Um dia depois de encontrar dirigentes do PRB nas instalações da Rede Record em Londres, a presidente Dilma Rousseff disse que a conversa sobre a disputa pela Prefeitura de São Paulo foi em tom de "brincadeira" e que não cabe a ela cobrar candidatos de partidos da base sobre alianças eleitorais.

JAMIL CHADE, ENVIADO ESPECIAL / LONDRES, O Estado de S.Paulo

28 de julho de 2012 | 03h02

Na quinta-feira, Dilma esteve com o bispo Edir Macedo, acionista da Record, e com Marcos Pereira, executivo da emissora e presidente do PRB. Os ministros Aldo Rebelo (Esporte) e Helena Chagas (Comunicação Social) participaram do encontro.

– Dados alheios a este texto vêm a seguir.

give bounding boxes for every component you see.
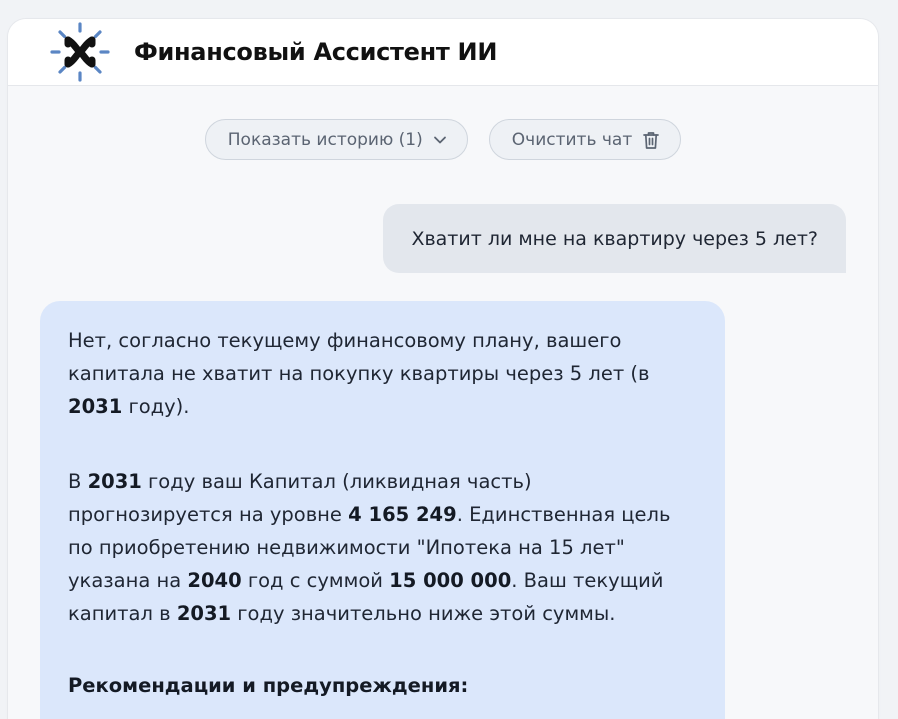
text-span: В	[68, 470, 88, 493]
text-span: Нет, согласно текущему финансовому плану…	[68, 329, 650, 385]
text-span: год с суммой	[241, 569, 390, 592]
bold-year: 2031	[87, 470, 142, 493]
bold-capital-value: 4 165 249	[348, 503, 457, 526]
bold-year: 2031	[68, 395, 123, 418]
clear-chat-label: Очистить чат	[511, 129, 633, 150]
assistant-paragraph: Нет, согласно текущему финансовому плану…	[68, 324, 697, 423]
app-title: Финансовый Ассистент ИИ	[134, 38, 498, 66]
bold-year: 2031	[176, 602, 232, 625]
text-span: году).	[122, 395, 190, 418]
user-message-bubble: Хватит ли мне на квартиру через 5 лет?	[383, 204, 846, 273]
assistant-paragraph: В 2031 году ваш Капитал (ликвидная часть…	[68, 465, 697, 630]
bold-goal-amount: 15 000 000	[389, 569, 512, 592]
assistant-message-bubble: Нет, согласно текущему финансовому плану…	[40, 301, 725, 719]
chevron-down-icon	[433, 135, 447, 145]
recommendations-heading: Рекомендации и предупреждения:	[68, 674, 469, 697]
trash-icon	[642, 130, 660, 150]
show-history-label: Показать историю (1)	[227, 129, 423, 150]
x-sun-logo-icon	[48, 20, 112, 84]
clear-chat-button[interactable]: Очистить чат	[488, 119, 682, 160]
text-span: году значительно ниже этой суммы.	[231, 602, 616, 625]
chat-controls: Показать историю (1) Очистить чат	[8, 119, 878, 160]
show-history-button[interactable]: Показать историю (1)	[204, 119, 468, 160]
chat-app-window: Финансовый Ассистент ИИ Показать историю…	[8, 19, 878, 719]
bold-year: 2040	[187, 569, 242, 592]
app-header: Финансовый Ассистент ИИ	[8, 19, 878, 86]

Ontem, Dilma deu sua versão do diálogo com o dirigente do PRB, que na semana passada se encontrou com o candidato tucano à Prefeitura, José Serra. "Ele introduziu a questão dizendo que preferia fazer acordo com os partidos da minha base. Eu falei: 'Ótimo, você não faça acordo com a oposição', e ri pra ele. Foi uma conversa absolutamente fora do contexto, era uma brincadeira", disse.

"Não estávamos discutindo isso. Foi comentado e eu brinquei com ele. Eu não faço nenhum pedido nesse sentido, ele que faça o acordo com quem ele achar que deve", afirmou Dilma. "Por que eu tenho que discutir quem faz aliança com quem?"